Personal information
- Full name: Kevin John James Lloyd
- Date of birth: 12 June 1958 (age 67)
- Place of birth: Wolverhampton, England
- Position: Forward

Youth career
- Worcester City

Senior career*
- Years: Team / Apps / (Gls)
- 1978–1979: Darlaston
- 1979–1980: Cardiff City / 1 / (0)
- 1980–1981: Gillingham / 1 / (0)
- 1981–1982: Worcester City / 35 / (3)
- 1982: Albion Rovers SC
- 1983-1984: Brunswick United Juventus
- 1985: Green Gully
- 1986: St Albans Dinamo

= Kevin Lloyd (footballer, born 1958) =

English footballer

Kevin John James Lloyd (born 12 June 1958) is an English former professional footballer who played as a forward. He played in the Football League for Cardiff City and Gillingham.

==Career==
Lloyd was born in 1958 in Wolverhampton. After playing football for Worcester City's youth and reserve teams, he moved into Sunday league football in Wolverhampton, from where he joined West Midlands (Regional) League club Darlaston in September 1978. He had no contract with Darlaston, preferring a non-contractual arrangement that let him continue playing Sunday football. He was out for a time through injury, before starting to attract attention early the following year. In March, Worcester City tried to re-sign him but he turned them down. Lloyd was then offered a trial with Football League club Cardiff City. Injury, for which he received daily treatment at nearby Walsall, prevented him taking up the offer immediately, but it remained open, and he signed for Cardiff in May 1979. Because Darlaston had no contract with Lloyd, they were not entitled to a transfer fee.

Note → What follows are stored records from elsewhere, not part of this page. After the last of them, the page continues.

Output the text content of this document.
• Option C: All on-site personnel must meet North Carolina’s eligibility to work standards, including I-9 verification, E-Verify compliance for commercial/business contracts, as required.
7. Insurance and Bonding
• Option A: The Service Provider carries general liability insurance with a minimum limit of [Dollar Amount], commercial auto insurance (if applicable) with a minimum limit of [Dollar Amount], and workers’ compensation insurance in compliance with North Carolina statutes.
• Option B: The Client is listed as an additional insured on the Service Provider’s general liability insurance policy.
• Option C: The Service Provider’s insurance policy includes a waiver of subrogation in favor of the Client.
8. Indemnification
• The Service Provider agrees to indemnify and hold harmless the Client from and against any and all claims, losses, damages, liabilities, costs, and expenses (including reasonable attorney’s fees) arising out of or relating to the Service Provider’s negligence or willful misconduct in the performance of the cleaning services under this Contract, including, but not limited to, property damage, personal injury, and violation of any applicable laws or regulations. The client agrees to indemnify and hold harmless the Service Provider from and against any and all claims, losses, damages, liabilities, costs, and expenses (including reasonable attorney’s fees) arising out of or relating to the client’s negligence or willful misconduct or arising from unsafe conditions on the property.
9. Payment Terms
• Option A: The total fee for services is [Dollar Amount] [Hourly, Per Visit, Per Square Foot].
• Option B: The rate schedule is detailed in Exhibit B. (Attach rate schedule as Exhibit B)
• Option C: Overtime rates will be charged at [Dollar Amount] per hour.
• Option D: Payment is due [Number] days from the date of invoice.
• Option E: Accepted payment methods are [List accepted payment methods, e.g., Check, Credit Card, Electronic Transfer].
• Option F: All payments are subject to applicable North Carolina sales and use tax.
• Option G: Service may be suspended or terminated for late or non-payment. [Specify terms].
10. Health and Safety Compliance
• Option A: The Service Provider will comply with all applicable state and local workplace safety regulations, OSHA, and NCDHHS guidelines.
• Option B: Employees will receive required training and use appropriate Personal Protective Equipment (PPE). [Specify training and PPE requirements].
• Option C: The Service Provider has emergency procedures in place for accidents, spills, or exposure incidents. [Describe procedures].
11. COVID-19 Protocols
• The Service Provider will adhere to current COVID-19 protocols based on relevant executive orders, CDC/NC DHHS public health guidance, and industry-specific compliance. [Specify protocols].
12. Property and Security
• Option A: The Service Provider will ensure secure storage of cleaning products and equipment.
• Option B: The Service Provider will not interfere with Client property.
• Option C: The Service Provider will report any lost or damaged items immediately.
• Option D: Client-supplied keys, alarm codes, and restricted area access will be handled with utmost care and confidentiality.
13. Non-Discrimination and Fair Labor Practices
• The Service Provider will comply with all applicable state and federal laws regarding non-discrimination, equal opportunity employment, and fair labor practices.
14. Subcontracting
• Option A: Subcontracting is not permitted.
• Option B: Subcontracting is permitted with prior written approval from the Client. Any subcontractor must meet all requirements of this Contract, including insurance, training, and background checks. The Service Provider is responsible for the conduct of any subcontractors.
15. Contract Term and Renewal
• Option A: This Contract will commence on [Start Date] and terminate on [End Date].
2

He was selected as the substitute for the visit to Notts County on the opening day of the 1979–80 Second Division season, and came on in place of Ray Bishop during a 4–1 defeat. The Sports Argus newspaper reported that "even the Darlaston officials [were] surprised by the speed of Lloyd's promotion." That proved to be his only appearance for Cardiff's first team.

He moved to Gillingham in July 1980, where he was top scorer for the reserve team during the 1980–81 season, but found it hard to break into the first team, playing only in one Football League game and an FA Cup game in which Gillingham suffered a shock defeat to non-League Maidstone United. He left Gillingham at the end of that season to return to Worcester City, for which he scored three goals from 35 appearances in the 1981–82 Alliance Premier League season.

The following year he emigrated to Australia, where he played for Albion Rovers SC of the Victorian State League and for National Soccer League teams Brunswick Juventus, helping them reach the 1984 Southern Conference Finals, Green Gully and St Albans Dinamo.